French wine meets Chinatown's most ambitious kitchen
Chinatown · San Francisco · American, Chinese · Visit Website ↗
Reviewed April 10, 2026
Wingman Metrics
Walking into 28 Waverly Place, you don't expect to find a Burgundy-leaning wine list tucked inside one of Chinatown's most striking dining rooms — but here we are. The list is compact and deliberately French, which sounds limiting until you realize how well that plays against Brandon Jew's Chinese-American cooking. It's a curatorial move, not a lazy one.
The list runs 150-250 bottles and plants its flag firmly in France — Alsace, Champagne, the Loire, and the Northern Rhône all show up with intention, and there's serious Burgundy representation in the mix. Alsatian Riesling and Gewurztraminer are smart choices here: aromatic, slightly off-dry whites that can handle the complexity of ma po tofu or wok-fried crab without flinching. The Northern Rhône Syrah angle is a strong call for anyone who wants red wine with bold, spiced food. What's missing is any meaningful nod to other Old World regions or California producers, which feels like a conscious editorial choice rather than an oversight.
Ten to sixteen options by the glass is a respectable range for a restaurant of this size, and at $14-$22 a pour, the program lands in the upper-middle tier of San Francisco pricing.
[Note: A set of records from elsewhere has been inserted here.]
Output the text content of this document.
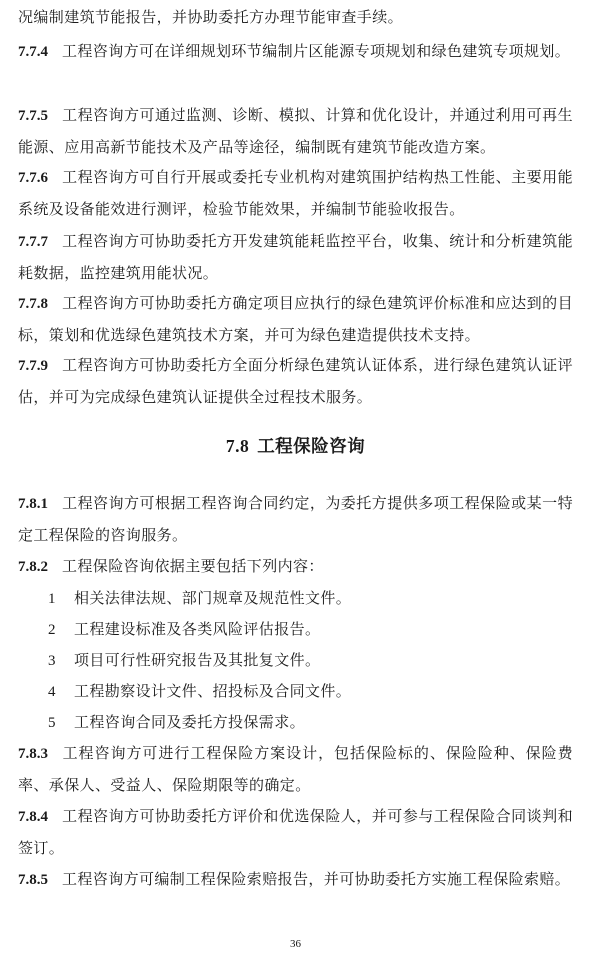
况编制建筑节能报告，并协助委托方办理节能审查手续。
7.7.4 工程咨询方可在详细规划环节编制片区能源专项规划和绿色建筑专项规划。
7.7.5 工程咨询方可通过监测、诊断、模拟、计算和优化设计，并通过利用可再生能源、应用高新节能技术及产品等途径，编制既有建筑节能改造方案。
7.7.6 工程咨询方可自行开展或委托专业机构对建筑围护结构热工性能、主要用能系统及设备能效进行测评，检验节能效果，并编制节能验收报告。
7.7.7 工程咨询方可协助委托方开发建筑能耗监控平台，收集、统计和分析建筑能耗数据，监控建筑用能状况。
7.7.8 工程咨询方可协助委托方确定项目应执行的绿色建筑评价标准和应达到的目标，策划和优选绿色建筑技术方案，并可为绿色建造提供技术支持。
7.7.9 工程咨询方可协助委托方全面分析绿色建筑认证体系，进行绿色建筑认证评估，并可为完成绿色建筑认证提供全过程技术服务。
7.8 工程保险咨询
7.8.1 工程咨询方可根据工程咨询合同约定，为委托方提供多项工程保险或某一特定工程保险的咨询服务。
7.8.2 工程保险咨询依据主要包括下列内容：
1 相关法律法规、部门规章及规范性文件。
2 工程建设标准及各类风险评估报告。
3 项目可行性研究报告及其批复文件。
4 工程勘察设计文件、招投标及合同文件。
5 工程咨询合同及委托方投保需求。
7.8.3 工程咨询方可进行工程保险方案设计，包括保险标的、保险险种、保险费率、承保人、受益人、保险期限等的确定。
7.8.4 工程咨询方可协助委托方评价和优选保险人，并可参与工程保险合同谈判和签订。
7.8.5 工程咨询方可编制工程保险索赔报告，并可协助委托方实施工程保险索赔。
36
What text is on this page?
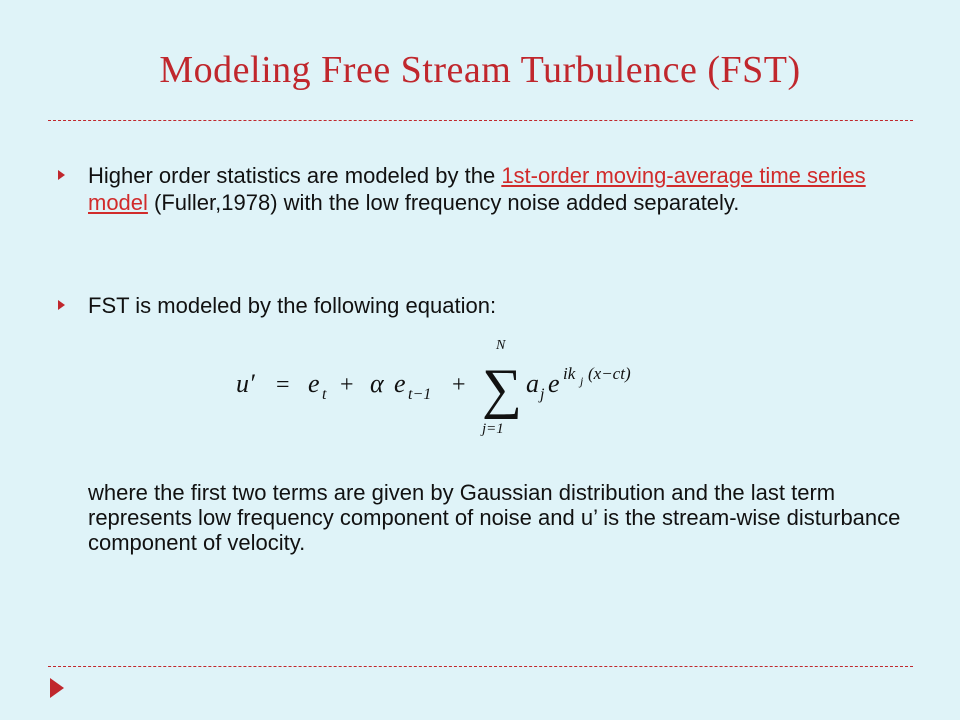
Modeling Free Stream Turbulence (FST)
Higher order statistics are modeled by the 1st-order moving-average time series model (Fuller,1978) with the low frequency noise added separately.
FST is modeled by the following equation:
u′ = e t + α e t−1 + ∑
N
j=1
a j e ik j (x−ct)
where the first two terms are given by Gaussian distribution and the last term represents low frequency component of noise and u’ is the stream-wise disturbance component of velocity.
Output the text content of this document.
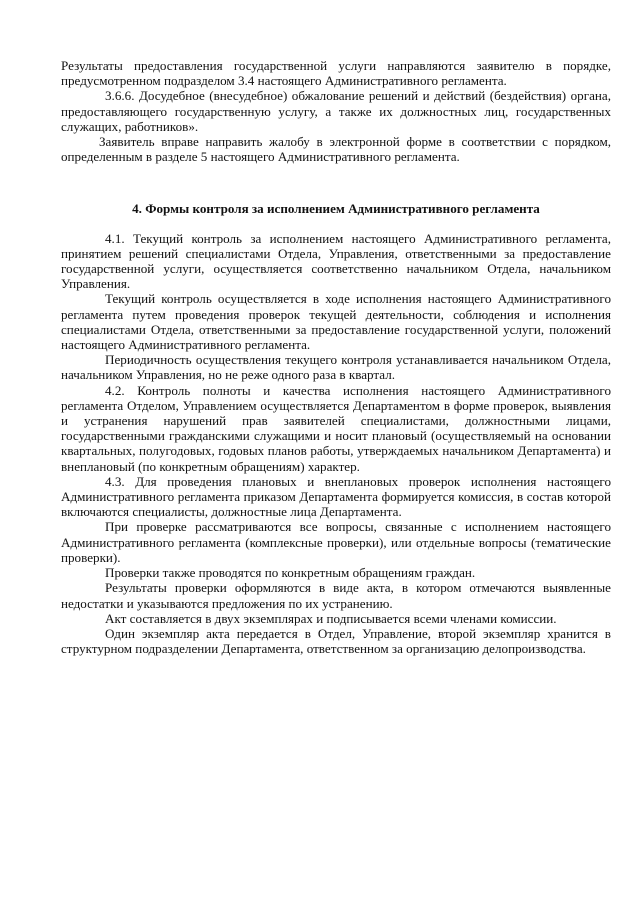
Результаты предоставления государственной услуги направляются заявителю в порядке, предусмотренном подразделом 3.4 настоящего Административного регламента.

3.6.6. Досудебное (внесудебное) обжалование решений и действий (бездействия) органа, предоставляющего государственную услугу, а также их должностных лиц, государственных служащих, работников».

Заявитель вправе направить жалобу в электронной форме в соответствии с порядком, определенным в разделе 5 настоящего Административного регламента.

4. Формы контроля за исполнением Административного регламента

4.1. Текущий контроль за исполнением настоящего Административного регламента, принятием решений специалистами Отдела, Управления, ответственными за предоставление государственной услуги, осуществляется соответственно начальником Отдела, начальником Управления.

Текущий контроль осуществляется в ходе исполнения настоящего Административного регламента путем проведения проверок текущей деятельности, соблюдения и исполнения специалистами Отдела, ответственными за предоставление государственной услуги, положений настоящего Административного регламента.

Периодичность осуществления текущего контроля устанавливается начальником Отдела, начальником Управления, но не реже одного раза в квартал.

4.2. Контроль полноты и качества исполнения настоящего Административного регламента Отделом, Управлением осуществляется Департаментом в форме проверок, выявления и устранения нарушений прав заявителей специалистами, должностными лицами, государственными гражданскими служащими и носит плановый (осуществляемый на основании квартальных, полугодовых, годовых планов работы, утверждаемых начальником Департамента) и внеплановый (по конкретным обращениям) характер.

4.3. Для проведения плановых и внеплановых проверок исполнения настоящего Административного регламента приказом Департамента формируется комиссия, в состав которой включаются специалисты, должностные лица Департамента.

При проверке рассматриваются все вопросы, связанные с исполнением настоящего Административного регламента (комплексные проверки), или отдельные вопросы (тематические проверки).

Проверки также проводятся по конкретным обращениям граждан.

Результаты проверки оформляются в виде акта, в котором отмечаются выявленные недостатки и указываются предложения по их устранению.

Акт составляется в двух экземплярах и подписывается всеми членами комиссии.

Один экземпляр акта передается в Отдел, Управление, второй экземпляр хранится в структурном подразделении Департамента, ответственном за организацию делопроизводства.
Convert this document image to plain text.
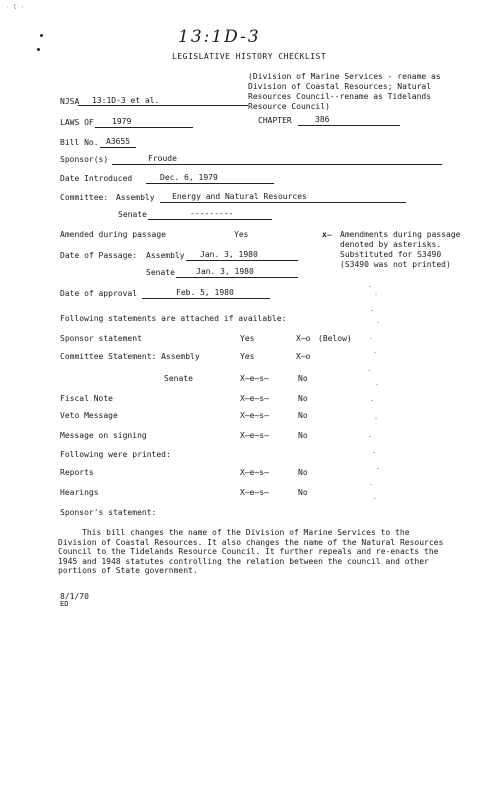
· l ·
13:1D-3
LEGISLATIVE HISTORY CHECKLIST
(Division of Marine Services - rename as
Division of Coastal Resources; Natural
Resources Council--rename as Tidelands
Resource Council)
NJSA 13:1D-3 et al.
LAWS OF 1979	CHAPTER	386
Bill No. A3655
Sponsor(s)	Froude
Date Introduced	Dec. 6, 1979
Committee: Assembly Energy and Natural Resources
Senate	---------
Amended during passage	Yes	x̶ Amendments during passage
denoted by asterisks.
Substituted for S3490
(S3490 was not printed)
Date of Passage: Assembly Jan. 3, 1980
Senate	Jan. 3, 1980
Date of approval	Feb. 5, 1980
Following statements are attached if available:
Sponsor statement	Yes	X̶o (Below)
Committee Statement: Assembly	Yes	X̶o
Senate	X̶e̶s̶	No
Fiscal Note	X̶e̶s̶	No
Veto Message	X̶e̶s̶	No
Message on signing	X̶e̶s̶	No
Following were printed:
Reports	X̶e̶s̶	No
Hearings	X̶e̶s̶	No
Sponsor's statement:
This bill changes the name of the Division of Marine Services to the Division of Coastal Resources. It also changes the name of the Natural Resources Council to the Tidelands Resource Council. It further repeals and re-enacts the 1945 and 1948 statutes controlling the relation between the council and other portions of State government.
8/1/70
ED
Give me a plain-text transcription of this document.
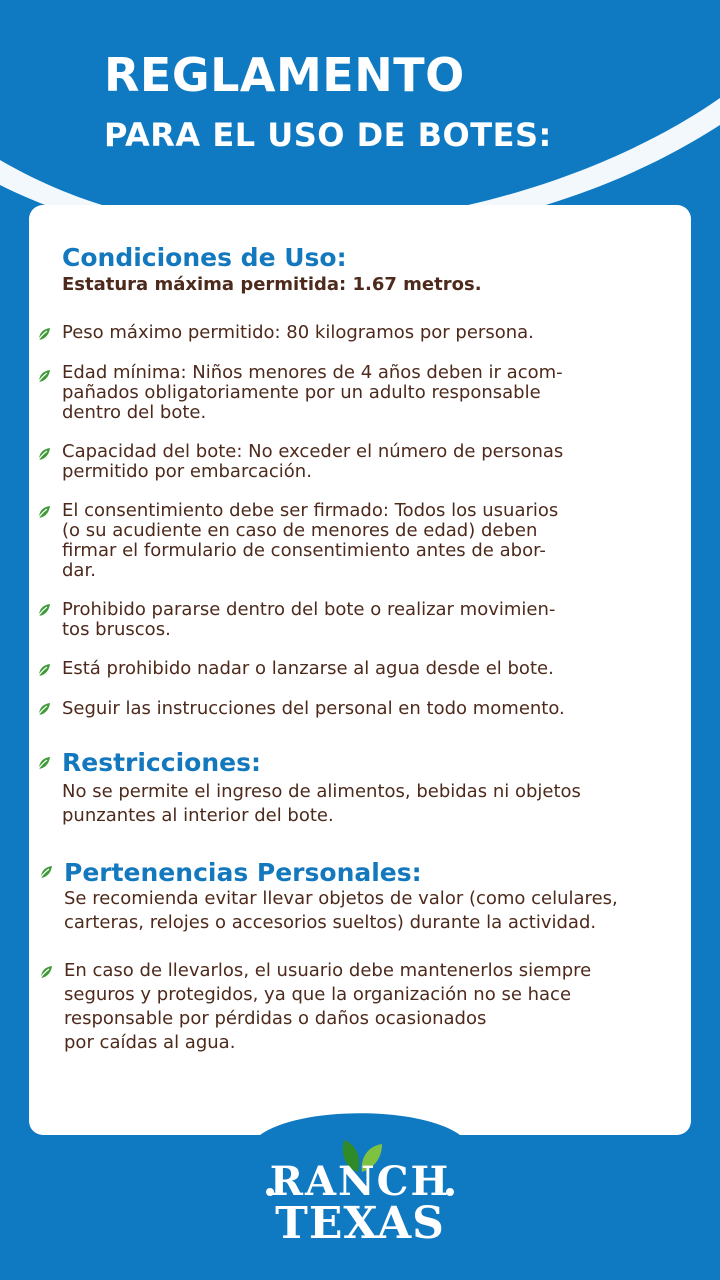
REGLAMENTO
PARA EL USO DE BOTES:
Condiciones de Uso:

Estatura máxima permitida: 1.67 metros.

Peso máximo permitido: 80 kilogramos por persona.

Edad mínima: Niños menores de 4 años deben ir acom-
pañados obligatoriamente por un adulto responsable
dentro del bote.

Capacidad del bote: No exceder el número de personas
permitido por embarcación.

El consentimiento debe ser firmado: Todos los usuarios
(o su acudiente en caso de menores de edad) deben
firmar el formulario de consentimiento antes de abor-
dar.

Prohibido pararse dentro del bote o realizar movimien-
tos bruscos.

Está prohibido nadar o lanzarse al agua desde el bote.

Seguir las instrucciones del personal en todo momento.

Restricciones:

No se permite el ingreso de alimentos, bebidas ni objetos
punzantes al interior del bote.

Pertenencias Personales:

Se recomienda evitar llevar objetos de valor (como celulares,
carteras, relojes o accesorios sueltos) durante la actividad.

En caso de llevarlos, el usuario debe mantenerlos siempre
seguros y protegidos, ya que la organización no se hace
responsable por pérdidas o daños ocasionados
por caídas al agua.

RANCH
TEXAS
We'd want to see more rotation here to keep regulars engaged, but the core selection tracks well with the bottle list's French focus.
Alsatian Riesling — $14
At the low end of the by-the-glass range, an Alsatian Riesling is the smartest spend on the menu — it bridges the gap between the kitchen's spice and the wine's natural acidity without fighting either.
Northern Rhône Syrah
Most guests reaching for red wine with Chinese-American food will hesitate, but a Northern Rhône Syrah — smoky, peppery, structured — is exactly what the char siu Berkshire pork is waiting for. Nobody orders it. They should.
Champagne selections
Champagne is always a marketer's dream at restaurants, and at a price range topping out at $250, the high-end Champagne bottles here carry the steepest relative markup on the list. Order one if it's a celebration; otherwise, redirect that budget toward a serious Burgundy or a Rhône.
Alsatian Gewurztraminer + Quail and foie gras egg tart
Gewurztraminer's lychee and rose petal aromatics and its slight residual sweetness make it a natural foil for the richness of foie gras and the delicate savory shell of the egg tart — it's one of those combinations that makes you stop mid-bite.
🎲 The Bottom Line
Mister Jiu's doesn't try to do everything with its wine list — it does one thing (France) with focus and a clear point of view. If you're eating in Chinatown and want a real wine experience to match one of SF's most exciting kitchens, this is the room.